For years I used the standard chenille with excellent success. A couple years ago I started experimenting with various Mylar chenille products. For the #10 and #6 flies I prefer the Mylar chenille; my favorite one is the one on sale – I can’t see any advantages to one over another (yet!). Mylar has some advantages over standard rayon chenille, it adds flash, is lighter, and sheds water more quickly which makes casting them easier. For the larger flies, the larger diameter of the Mylar chenille looks great when you finish tying them. However, after a couple of fish the Mylar collapses and the fly looks emaciated and is barely thicker than the shank diameter. I use standard rayon chenille for these currently; but I am experimenting with other materials still. 

Weighting the Fly

I use numerous ways to weight the fly. It all depends on how deep and fast the water that you are fishing is. The table below gives you some ideas on how to weight the fly depending on the intended use. 

Weighting Method Types of Water
None, heavy hook Slow (up to ~3 feet) and/or shallow
Regular beadhead Slow (~3-4 feet), 1-2 feet of faster current
Tungsten beadhead Slow (4-6 feet), 2-3 feet of faster current)
lead wrapped shank Slow (more than 6 feet), 3-5 feet of faster current

Here is a picture of my unweighted Girdle Bugs.
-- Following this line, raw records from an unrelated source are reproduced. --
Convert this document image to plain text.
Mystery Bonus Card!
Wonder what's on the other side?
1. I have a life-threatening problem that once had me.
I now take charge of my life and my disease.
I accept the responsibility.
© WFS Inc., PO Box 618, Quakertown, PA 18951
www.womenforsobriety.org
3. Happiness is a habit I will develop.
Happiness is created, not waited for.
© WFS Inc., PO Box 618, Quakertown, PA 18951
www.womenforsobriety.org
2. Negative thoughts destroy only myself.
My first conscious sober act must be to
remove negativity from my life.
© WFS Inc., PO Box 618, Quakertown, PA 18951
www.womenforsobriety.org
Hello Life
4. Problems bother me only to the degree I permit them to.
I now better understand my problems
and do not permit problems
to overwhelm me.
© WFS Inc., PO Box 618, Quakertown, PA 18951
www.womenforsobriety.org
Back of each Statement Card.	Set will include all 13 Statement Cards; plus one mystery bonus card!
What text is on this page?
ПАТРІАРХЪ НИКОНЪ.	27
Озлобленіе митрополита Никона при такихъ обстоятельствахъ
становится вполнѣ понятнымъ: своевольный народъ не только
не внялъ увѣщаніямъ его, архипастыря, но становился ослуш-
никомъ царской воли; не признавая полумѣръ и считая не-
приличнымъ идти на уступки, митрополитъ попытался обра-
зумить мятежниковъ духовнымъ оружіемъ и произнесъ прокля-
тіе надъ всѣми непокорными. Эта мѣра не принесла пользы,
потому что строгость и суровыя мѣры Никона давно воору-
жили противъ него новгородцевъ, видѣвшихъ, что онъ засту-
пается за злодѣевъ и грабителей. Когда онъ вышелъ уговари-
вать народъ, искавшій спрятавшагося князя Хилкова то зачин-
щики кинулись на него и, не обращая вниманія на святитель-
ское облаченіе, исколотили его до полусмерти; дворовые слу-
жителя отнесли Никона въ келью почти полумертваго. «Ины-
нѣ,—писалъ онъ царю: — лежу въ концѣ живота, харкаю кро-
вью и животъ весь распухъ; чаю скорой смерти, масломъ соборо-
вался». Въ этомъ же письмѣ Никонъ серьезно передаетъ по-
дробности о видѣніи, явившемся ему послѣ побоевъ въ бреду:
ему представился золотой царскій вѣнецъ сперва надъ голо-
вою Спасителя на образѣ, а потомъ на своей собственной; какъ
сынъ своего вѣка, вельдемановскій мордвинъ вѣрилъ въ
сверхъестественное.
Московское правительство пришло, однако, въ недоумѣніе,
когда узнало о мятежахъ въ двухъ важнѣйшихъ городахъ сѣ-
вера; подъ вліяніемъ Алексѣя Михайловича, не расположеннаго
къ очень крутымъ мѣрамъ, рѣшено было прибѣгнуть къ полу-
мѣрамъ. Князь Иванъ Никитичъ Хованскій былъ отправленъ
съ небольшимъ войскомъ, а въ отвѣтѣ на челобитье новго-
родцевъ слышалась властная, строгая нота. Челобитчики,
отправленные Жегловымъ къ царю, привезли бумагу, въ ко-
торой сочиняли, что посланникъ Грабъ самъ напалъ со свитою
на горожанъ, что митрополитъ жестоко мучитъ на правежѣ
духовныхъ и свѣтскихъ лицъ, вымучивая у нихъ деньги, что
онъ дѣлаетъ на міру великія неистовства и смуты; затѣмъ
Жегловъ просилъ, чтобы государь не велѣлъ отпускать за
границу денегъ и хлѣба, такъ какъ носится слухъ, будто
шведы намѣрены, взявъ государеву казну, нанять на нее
The far right column is the #10s, the center is the #6s, the bottom center is a traditional Girdle Bug, and the far left column are the #4s. You will note that I only use two sets of legs in the body of the #10s and #6s; there just isn’t enough space to get three sets of legs in. Besides, they work just fine. Also, I do not put in the antennae at the head of the fly; they seem to work just fine, are easier to tie, and easier to tie on and cut off the leader. 

girdle bugs
Joe Dellaria​​

I put together a table describing how I use the different sized flies depending on conditions. These are not rules, but more of guidelines for what has worked for me. If you are not getting results doing these, start experimenting with different retrieves until you find something that works.
When the fish are aggressive your attractor fly/float indicator can move six or more inches (I laugh every time I see this). If the fish are neutral or inactive, the takes can be a barely noticeable pause. When this is the situation you have to watch very carefully otherwise, you will miss the take. When the fish are lethargic, it is not unusual to see the fish’s head turn when you try to set the hook. Most of the time I fail to hook these fish. This is a frustrating situation as you will see plenty of turned heads yet you don’t get many hookups. Experiment with your hook set timing until you start getting more consistent hookups – this is a trial-and-error process. 

My Preferred Fly Size and Weight for Different Conditions

Girdle bug usage recommendation
Joe Dellaria​​

These are the basics for this amazingly versatile fly that produces a lot of fish for me every year. Hope this helps you get started and let me know if you find something else that works well for you with these basic set-ups.